#LayBBCToRest?
Published February 4, 2015
Two prominent British voices weighed in last month on the 70th anniversary of the liberation of Auschwitz.
One, the highly regarded Rabbi Lord Jonathan Sacks, poignantly reminded us of the crucial importance of Holocaust remembrance, especially in the context of recent hatred toward Jews.
The other, the BBC, rather resembled a fool, embarrassing itself and grossly disappointing all who believe we are destined to repeat history if we choose to forget its lessons.
Jan. 27 marked the 70th anniversary of the liberation, by the Soviet Red Army, of Auschwitz, the most infamous of the Nazi death camps. More than 2 million people, including more than 1.1 million Jews, 100,000 prisoners of war and several hundred thousand Romani (Gypsies) were exterminated at Auschwitz-Birkenau in the greatest mass murder in human history.
Some 300 Auschwitz survivors, many of them frail and all of them in their 80s, attended the solemn service of remembrance last
week at the site of the death camp. Representatives of nearly 50 countries sent delegates to Auschwitz for the event.
The sage wisdom of Sacks, Emeritus Chief Rabbi of the United Hebrew Congregations of the British Commonwealth, shone through in a Wall Street Journal commentary last weekend, reflecting on recent events.
“The murder of Jewish shoppers at a Parisian kosher supermarket three weeks ago, after the killing of 12 people at the offices of the satirical magazine Charlie Hebdo, sent shivers down the spines of many Jews, not because it was the first such event, but because it has become part of a pattern,” writes Sacks. “In 2014, four were
killed at the Jewish Museum in Brussels. In 2012, a rabbi and three young children were murdered at a Jewish school in Toulouse. In 2008 in Mumbai, four terrorists separated themselves from a larger group killing people in the city’s cafes and hotels and made their way to a small Orthodox Jewish center, where they murdered its young rabbi and his pregnant wife after torturing and mutilating them.”
Sacks, noting these acts as evidence that “(a)n ancient hatred has been reborn,” goes on to cite grim statistics from the Anti-Defamation League study released last May that found “persistent and pervasive” hatred toward Jews. So dire has the situation become in France that some 7,000 French Jews made aliyah to Israel last year, and that number is expected to double this year. It is not inaccurate to say that French Jewry is less secure now than it has been since the Nazi occupation of Vichy France during World War II, when some 75,000 French Jews were deported to the death camps.

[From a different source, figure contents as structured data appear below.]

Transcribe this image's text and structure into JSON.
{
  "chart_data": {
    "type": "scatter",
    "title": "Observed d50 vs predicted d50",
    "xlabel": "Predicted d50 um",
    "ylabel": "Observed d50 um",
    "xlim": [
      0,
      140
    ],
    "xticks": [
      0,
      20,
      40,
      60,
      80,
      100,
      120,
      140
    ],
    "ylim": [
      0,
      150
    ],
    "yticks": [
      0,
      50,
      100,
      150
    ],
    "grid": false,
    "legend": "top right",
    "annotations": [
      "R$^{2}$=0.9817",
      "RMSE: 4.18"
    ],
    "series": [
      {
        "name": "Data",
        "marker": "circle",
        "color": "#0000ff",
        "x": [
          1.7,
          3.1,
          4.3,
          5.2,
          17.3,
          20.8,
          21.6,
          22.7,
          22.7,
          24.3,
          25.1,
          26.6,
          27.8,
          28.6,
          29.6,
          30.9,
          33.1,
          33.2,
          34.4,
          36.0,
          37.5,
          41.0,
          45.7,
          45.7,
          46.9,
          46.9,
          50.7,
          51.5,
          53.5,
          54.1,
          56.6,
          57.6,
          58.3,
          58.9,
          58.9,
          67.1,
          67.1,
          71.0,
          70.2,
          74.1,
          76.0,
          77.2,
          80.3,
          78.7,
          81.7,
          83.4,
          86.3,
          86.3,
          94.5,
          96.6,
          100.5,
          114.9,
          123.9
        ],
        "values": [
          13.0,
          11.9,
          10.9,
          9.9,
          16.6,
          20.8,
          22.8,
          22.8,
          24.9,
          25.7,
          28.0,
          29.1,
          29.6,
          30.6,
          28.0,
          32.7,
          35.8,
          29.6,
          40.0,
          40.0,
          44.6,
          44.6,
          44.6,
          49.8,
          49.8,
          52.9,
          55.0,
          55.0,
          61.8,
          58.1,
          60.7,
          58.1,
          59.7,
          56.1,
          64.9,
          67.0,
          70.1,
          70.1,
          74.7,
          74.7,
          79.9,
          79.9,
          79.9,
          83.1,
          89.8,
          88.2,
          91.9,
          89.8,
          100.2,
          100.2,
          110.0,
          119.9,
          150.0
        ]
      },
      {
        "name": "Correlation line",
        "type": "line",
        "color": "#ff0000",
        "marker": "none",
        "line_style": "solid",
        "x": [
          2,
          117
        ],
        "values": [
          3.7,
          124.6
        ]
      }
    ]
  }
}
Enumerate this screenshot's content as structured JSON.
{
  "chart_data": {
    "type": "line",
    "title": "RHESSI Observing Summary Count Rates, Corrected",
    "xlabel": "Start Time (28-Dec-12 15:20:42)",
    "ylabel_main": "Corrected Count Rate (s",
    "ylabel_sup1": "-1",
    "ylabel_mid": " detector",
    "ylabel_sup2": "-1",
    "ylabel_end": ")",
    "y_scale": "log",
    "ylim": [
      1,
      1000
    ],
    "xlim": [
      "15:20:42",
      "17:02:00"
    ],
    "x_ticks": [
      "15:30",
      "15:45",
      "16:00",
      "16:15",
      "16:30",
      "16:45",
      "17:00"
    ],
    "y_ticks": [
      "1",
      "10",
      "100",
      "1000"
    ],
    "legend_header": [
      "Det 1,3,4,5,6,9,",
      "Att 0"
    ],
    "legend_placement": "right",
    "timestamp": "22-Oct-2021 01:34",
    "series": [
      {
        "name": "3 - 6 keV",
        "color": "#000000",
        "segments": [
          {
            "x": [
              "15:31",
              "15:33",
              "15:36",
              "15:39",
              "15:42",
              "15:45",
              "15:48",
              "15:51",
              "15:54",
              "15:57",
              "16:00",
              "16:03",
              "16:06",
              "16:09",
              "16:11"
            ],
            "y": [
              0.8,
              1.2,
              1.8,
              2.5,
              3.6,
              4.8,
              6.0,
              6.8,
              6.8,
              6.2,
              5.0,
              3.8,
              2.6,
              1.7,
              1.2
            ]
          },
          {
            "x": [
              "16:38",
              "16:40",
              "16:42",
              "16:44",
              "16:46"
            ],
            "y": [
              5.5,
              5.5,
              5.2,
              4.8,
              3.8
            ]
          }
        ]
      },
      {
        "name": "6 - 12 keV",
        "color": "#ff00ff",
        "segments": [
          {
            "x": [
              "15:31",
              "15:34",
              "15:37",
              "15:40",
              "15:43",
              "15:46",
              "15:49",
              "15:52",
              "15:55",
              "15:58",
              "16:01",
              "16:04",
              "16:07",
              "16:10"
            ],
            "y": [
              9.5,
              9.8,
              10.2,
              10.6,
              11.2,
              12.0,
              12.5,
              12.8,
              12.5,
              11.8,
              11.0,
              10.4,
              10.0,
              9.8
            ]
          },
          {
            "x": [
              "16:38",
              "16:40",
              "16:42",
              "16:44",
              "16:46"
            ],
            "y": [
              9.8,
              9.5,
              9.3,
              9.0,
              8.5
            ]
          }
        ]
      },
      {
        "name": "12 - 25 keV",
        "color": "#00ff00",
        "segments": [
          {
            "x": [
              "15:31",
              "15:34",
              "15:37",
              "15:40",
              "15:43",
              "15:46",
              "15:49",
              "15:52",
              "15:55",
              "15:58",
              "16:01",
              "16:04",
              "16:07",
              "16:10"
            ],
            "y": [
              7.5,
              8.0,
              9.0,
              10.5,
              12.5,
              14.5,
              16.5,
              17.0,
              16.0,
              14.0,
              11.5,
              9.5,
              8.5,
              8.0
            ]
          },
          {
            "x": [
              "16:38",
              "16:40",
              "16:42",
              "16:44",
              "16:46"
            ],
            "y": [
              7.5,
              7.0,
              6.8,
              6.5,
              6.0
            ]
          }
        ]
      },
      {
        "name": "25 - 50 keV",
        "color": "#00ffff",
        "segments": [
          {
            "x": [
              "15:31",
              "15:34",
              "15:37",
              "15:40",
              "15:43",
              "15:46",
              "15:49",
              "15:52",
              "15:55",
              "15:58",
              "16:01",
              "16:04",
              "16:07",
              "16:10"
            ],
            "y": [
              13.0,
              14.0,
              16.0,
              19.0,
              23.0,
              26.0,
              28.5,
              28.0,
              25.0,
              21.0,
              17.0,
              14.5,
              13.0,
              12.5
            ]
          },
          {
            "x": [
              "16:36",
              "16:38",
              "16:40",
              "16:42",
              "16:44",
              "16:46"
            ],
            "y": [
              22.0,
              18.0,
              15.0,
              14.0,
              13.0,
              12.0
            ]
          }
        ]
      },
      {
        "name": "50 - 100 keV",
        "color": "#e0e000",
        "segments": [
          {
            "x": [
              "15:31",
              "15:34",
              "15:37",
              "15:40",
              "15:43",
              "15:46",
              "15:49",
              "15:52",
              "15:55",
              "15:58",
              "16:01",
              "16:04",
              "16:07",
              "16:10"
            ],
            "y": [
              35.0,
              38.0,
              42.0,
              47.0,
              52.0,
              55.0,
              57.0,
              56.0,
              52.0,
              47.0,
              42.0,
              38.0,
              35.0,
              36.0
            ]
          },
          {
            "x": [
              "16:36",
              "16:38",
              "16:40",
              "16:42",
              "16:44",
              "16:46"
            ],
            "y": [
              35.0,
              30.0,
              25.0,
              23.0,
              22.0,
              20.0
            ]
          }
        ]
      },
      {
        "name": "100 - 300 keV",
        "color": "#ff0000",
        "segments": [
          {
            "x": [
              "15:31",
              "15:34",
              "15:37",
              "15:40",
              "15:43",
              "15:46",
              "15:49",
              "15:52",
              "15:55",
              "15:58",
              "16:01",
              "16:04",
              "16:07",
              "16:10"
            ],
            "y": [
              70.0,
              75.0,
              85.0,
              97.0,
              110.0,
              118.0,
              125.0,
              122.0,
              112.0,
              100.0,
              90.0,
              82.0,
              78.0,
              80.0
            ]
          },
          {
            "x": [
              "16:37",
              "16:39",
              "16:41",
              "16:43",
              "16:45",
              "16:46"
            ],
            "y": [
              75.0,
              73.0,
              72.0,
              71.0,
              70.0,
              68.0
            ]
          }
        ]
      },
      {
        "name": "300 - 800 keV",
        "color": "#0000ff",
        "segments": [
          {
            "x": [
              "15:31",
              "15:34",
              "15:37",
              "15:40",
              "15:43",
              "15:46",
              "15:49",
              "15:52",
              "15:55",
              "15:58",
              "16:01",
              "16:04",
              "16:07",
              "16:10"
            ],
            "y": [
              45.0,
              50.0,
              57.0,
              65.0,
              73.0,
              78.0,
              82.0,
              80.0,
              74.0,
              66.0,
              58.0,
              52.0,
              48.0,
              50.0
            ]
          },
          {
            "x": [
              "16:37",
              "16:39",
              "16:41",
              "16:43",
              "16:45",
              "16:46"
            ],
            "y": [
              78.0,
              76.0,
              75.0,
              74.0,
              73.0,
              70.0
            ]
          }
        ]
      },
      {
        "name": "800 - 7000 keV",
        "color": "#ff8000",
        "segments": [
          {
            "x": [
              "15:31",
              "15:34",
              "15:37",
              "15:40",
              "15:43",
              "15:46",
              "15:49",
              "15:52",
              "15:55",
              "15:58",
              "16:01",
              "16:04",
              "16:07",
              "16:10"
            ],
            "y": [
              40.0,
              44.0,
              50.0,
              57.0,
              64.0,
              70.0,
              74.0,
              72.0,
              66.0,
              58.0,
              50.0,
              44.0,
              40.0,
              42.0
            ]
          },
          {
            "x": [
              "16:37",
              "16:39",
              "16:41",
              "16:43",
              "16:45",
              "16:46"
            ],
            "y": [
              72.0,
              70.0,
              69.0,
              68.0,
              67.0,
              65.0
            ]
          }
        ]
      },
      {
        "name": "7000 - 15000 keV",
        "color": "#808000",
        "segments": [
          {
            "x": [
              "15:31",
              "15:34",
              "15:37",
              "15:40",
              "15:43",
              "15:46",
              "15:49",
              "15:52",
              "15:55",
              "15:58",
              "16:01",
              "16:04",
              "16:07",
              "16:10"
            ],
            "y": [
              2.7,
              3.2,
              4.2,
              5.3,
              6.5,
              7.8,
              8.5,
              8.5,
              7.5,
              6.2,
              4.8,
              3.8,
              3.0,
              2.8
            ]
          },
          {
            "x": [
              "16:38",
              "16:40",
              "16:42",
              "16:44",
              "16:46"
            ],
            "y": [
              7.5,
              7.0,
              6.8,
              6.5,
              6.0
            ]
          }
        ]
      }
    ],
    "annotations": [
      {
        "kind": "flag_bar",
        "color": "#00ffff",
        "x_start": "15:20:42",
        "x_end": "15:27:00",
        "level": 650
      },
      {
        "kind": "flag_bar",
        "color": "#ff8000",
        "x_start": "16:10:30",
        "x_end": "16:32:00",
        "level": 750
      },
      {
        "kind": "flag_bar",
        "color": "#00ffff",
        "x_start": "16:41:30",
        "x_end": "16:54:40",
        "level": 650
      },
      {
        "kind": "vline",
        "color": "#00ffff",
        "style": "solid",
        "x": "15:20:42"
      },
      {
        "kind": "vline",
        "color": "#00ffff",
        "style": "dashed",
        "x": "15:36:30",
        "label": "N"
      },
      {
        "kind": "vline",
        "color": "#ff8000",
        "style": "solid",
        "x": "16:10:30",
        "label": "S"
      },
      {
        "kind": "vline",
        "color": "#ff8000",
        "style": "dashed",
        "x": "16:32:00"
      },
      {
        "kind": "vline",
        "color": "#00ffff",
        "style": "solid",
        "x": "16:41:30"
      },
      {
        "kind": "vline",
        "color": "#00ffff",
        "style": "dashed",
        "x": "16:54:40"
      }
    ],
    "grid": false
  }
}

Notwithstanding the present-day evidence of renewed hatred toward Jews across the globe, the BBC chose to ask one of its “big questions” on the network’s Twitter forum that read:
“Is the time coming to lay the Holocaust to rest?”
The ignorance associated with such a query is beyond anything we’d expect from a major communications outlet. While anyone is free to ask any question anytime, to suggest this particular one is up for “reasonable” debate shows the perilously weak grasp of the BBC on matters of major significance, not only to Jews but the world in general.
This is hardly the first time that the BBC has demonstrated a gross lack of understanding and appreciation for Jews or Israel. Its coverage of Middle Eastern affairs has been roundly condemned for its deliberate slant against the Jewish State and toward the Palestinian political narrative.
But the suggestion that we might collectively forget the systematic elimination of peoples, Jewish or otherwise, shows that the BBC, purportedly a bastion of journalistic competence, has enabled editors and writers who fail to grasp history and believe it’s fair to even consider letting it drift off into the sunset.
Justin Amler, on the “Energy of Thought” blog on the Jerusalem Post website (jpost.com), explains succinctly what we owe our ancestors, our history and the world in forever honoring the memory of those we lost:
“There will always be those that deny the Holocaust happened, or would prefer to place it on a dusty shelf of a library that no one visits. And as inconvenient as it might be to the BBC’s sensitivities and the BBC’s ‘narrative’, I know that it’s my responsibility to make sure that horrific period in both our Jewish history and the world’s history is always known.
“Twitter may limit you to 140 characters, but in BBC’s insensitive and callous tweet, they have said a whole lot more.”
We couldn’t say it better ourselves.